Oysa, bu kişi, " efendi hazretleri"nin elini öperken, ayağını yalarken, onu göklere çıkarır iken, tamda İsa'nın yanına oturtur iken, kat'iyyen bu tür Kur'an dışı eylemleri, İslam'a, mezhebi müctehidlere yamamakta, zamanın kutbu, gavsı, mehdisi, mesihi ve meşayihi diye her alanı temaşa ettirmektedir.
Bunların korkusu, endişesi ve çekinceleri, İlahiyat adamlarının çoğalması, Kur'ani çalışmalarda başarı elde etmeleridir. İlahiyat insanları çoğalır ise, Kur'ani yorum, çalışma, tefsir, meal ve benzeri alanlarda, aziz Kur'ani çağımıza taşımış olurlarsa işte bunların tüm hünerleri, rüyaları, hayalleri boşa çıkacak, yeni nesil yüzlerine ikrahla, nefretle bakacaklardır.
Neslimize kötü örnek olmadır!..
Şu günlerde, okullarımızn açıldığı, eğitim ve öğretime başlanmış olduğu günlerdir. İlk öğretimden tutun da, üniversiteye varıncaya kadar çağımız, zamanımız, milletimiz, neslimiz aklı ilimle, aklı Kur'ani emirlerle doldurma günleridir. Bir öğretmen, bir hoca tutarda bu ve buna benzer şeyleri, keramet adına rüyaları, hayalleri çocuklarımıza verir ise, vallahi, billahi Osmanlı'nın sonundaki yaşamış olduğumuz hali yaşamaktan kurtulamayacağız.
Bu gün ülke ve millet olarak içerisinde boca olduğumuz yanlışlar, hatalar, nakısalar hep bu yüzden neslimizi çepe çevre sarmalamış, 45 yıldır bu milletin, bu ülkenin alın terini sömürmüş olan 15 Temmuz Deccali, böylelikle palazlanmış, halkı sömürmüş hala da soyup soğana çevirmek için bir kısım kodes kaçkınlarına " korkmamalarını, dağılmamalarını, kenetlenmelerini " şifreli mesajlarla iletmektedir.

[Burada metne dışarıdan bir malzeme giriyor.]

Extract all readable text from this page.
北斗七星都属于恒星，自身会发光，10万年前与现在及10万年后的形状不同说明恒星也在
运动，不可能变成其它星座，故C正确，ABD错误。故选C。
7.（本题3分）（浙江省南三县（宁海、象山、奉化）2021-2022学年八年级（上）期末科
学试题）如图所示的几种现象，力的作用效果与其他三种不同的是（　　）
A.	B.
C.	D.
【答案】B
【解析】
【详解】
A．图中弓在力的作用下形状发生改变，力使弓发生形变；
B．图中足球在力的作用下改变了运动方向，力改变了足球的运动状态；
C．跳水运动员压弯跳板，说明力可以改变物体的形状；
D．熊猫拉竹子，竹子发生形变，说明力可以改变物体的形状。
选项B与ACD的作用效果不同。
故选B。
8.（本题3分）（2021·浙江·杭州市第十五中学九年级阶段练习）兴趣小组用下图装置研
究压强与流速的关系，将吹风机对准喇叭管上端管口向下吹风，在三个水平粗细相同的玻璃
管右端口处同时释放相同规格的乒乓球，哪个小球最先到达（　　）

Fatih atanın ruhaniyetinden özür diliyorum. Çünkü, " şahi" isimli topları döktürür iken, üç beş tane yabancı lisanı öğrenir iken, bizlere iyi örnek olma yolunda rehber olmuş, İslam'ın; fen, akıl, bilim ve medeniyet dini olduğunu göstermiştir.. Ruhu şad, makamı cennet olsun.
Onun içindir ki, hamleci, Kur'an eri mücadillere ihtiyacımız vardır. Yeter artık!.. Usandık ve perişan olduk. Rast gele anlatımlardan, Kur'an dışı sözlerden bıktık ve usandık..
Netice olarak;
Ülkemizde, 17 Eylül 2018'den itibaren okullarımız açılacaktır.. Yavrularımıza, yarının büyüklerine, bu günün çocuklarına ve gençlerine başarılar diliyorum..
Onları eğitecek, öğretimde buluanan tüm öğretmenlerimize mutlu, başarılı bir yıl diliyorum. Veli öğretmen, öğrenci öğretmen düellosundan uzak, barış, sevgi ve saygı dolu yıllar diliyorum.
Öğretmenlerimize, gözümüz gibi, babamız, atamız gibi sahip olmalıyız. Öğretmen ve öğrenci ilişkisinden dolayı onlara kalkan el, Kur'an ilmine kalkmış el demektir."bana bir harf öğretenin kölesi olurum" diyen büyük zatı unutmamalıyız.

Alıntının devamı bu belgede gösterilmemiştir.